C. Systems Inspections


The regular inspection of all major systems is fundamental to a sound maintenance program. The major systems inspection program overlaps with the preventive maintenance program in some areas. To the extent that inspections, in addition to those required for scheduled service intervals, are needed, they will be a part of the inspection schedule. Any work items identified during an inspection shall be converted to a work order within twenty-four hours and completed within thirty (30) days or included in the appropriate maintenance plan as determined by the Maintenance Manager.




This category of work refers to all resident generated work requests that fall into no other category. These are non-emergency calls made by residents seeking maintenance service. These requests for service cannot be planned in advance or responded to before the resident calls.

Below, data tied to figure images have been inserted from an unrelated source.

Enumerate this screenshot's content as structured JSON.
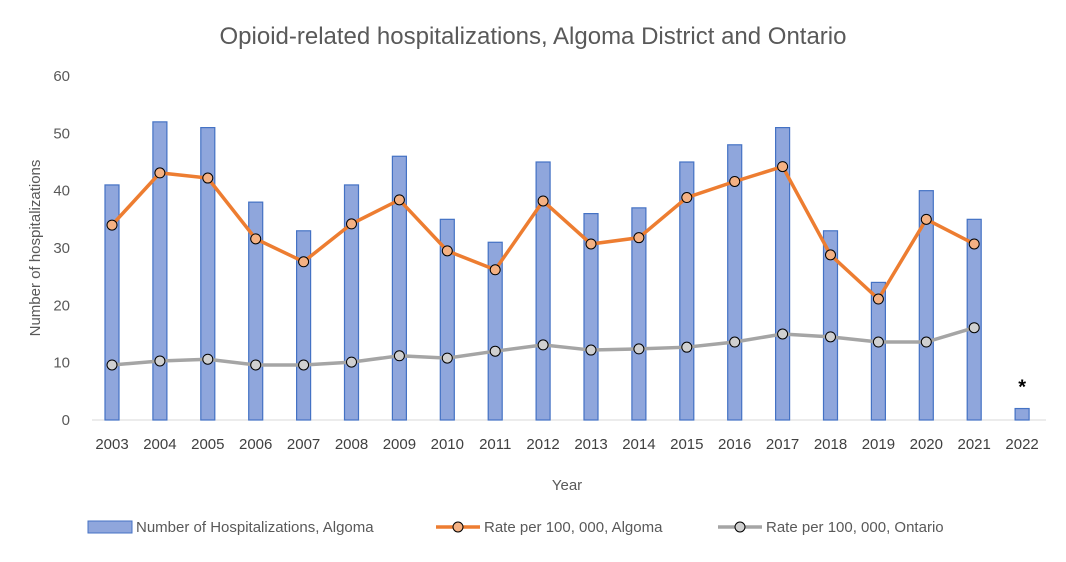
{
  "chart_data": {
    "type": "bar+line",
    "title": "Opioid-related hospitalizations, Algoma District and Ontario",
    "xlabel": "Year",
    "ylabel": "Number of hospitalizations",
    "ylim": [
      0,
      60
    ],
    "yticks": [
      0,
      10,
      20,
      30,
      40,
      50,
      60
    ],
    "grid": false,
    "legend": "bottom",
    "categories": [
      "2003",
      "2004",
      "2005",
      "2006",
      "2007",
      "2008",
      "2009",
      "2010",
      "2011",
      "2012",
      "2013",
      "2014",
      "2015",
      "2016",
      "2017",
      "2018",
      "2019",
      "2020",
      "2021",
      "2022"
    ],
    "series": [
      {
        "name": "Number of Hospitalizations, Algoma",
        "type": "bar",
        "color": "#8fa6dc",
        "values": [
          41,
          52,
          51,
          38,
          33,
          41,
          46,
          35,
          31,
          45,
          36,
          37,
          45,
          48,
          51,
          33,
          24,
          40,
          35,
          2
        ]
      },
      {
        "name": "Rate per 100, 000, Algoma",
        "type": "line",
        "color": "#ed7d31",
        "values": [
          34.0,
          43.1,
          42.2,
          31.6,
          27.6,
          34.2,
          38.4,
          29.5,
          26.2,
          38.2,
          30.7,
          31.8,
          38.8,
          41.6,
          44.2,
          28.8,
          21.1,
          35.0,
          30.7,
          null
        ]
      },
      {
        "name": "Rate per 100, 000, Ontario",
        "type": "line",
        "color": "#a5a5a5",
        "values": [
          9.6,
          10.3,
          10.6,
          9.6,
          9.6,
          10.1,
          11.2,
          10.8,
          12.0,
          13.1,
          12.2,
          12.4,
          12.7,
          13.6,
          15.0,
          14.5,
          13.6,
          13.6,
          16.1,
          null
        ]
      }
    ],
    "annotations": [
      {
        "category": "2022",
        "text": "*"
      }
    ]
  }
}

It is the policy of (ORG. NAME) to complete these work requests within seven (7) days. However, unless the request is an emergency or entails work that compromises the habitability of the unit, these requests will not be given a priority above scheduled routine and preventive maintenance. By following this procedure, (ORG. NAME) believes it can achieve both good resident service and a maintenance system that completes the most important work first and in the most cost effective manner.




(ORG. NAME) will contract for maintenance services when it is in the best interests of (ORG. NAME) to do so. When the employees of (ORG. NAME) have the time and skills to perform the work at hand, they will be the first choice to perform a given task. When the employees of (ORG. NAME) have the skills to do the work required, but there is more work than there is time available to complete it, (ORG. NAME) will determine whether it is more cost effective to use a contractor to complete the work. If (ORG. NAME) staff does not have the skills to complete the work or (ORG. NAME) doesn’t have the proper equipment, a contractor will be chosen. In the last instance, (ORG. NAME) will decide whether it will be cost effective to train a staff member to complete the work.


Once the decision has been made to hire a contractor, the process set out in (ORG. NAME)’s Procurement Procedures will be used. These procedures vary depending on the expected dollar amount of the contract and the funding mechanism.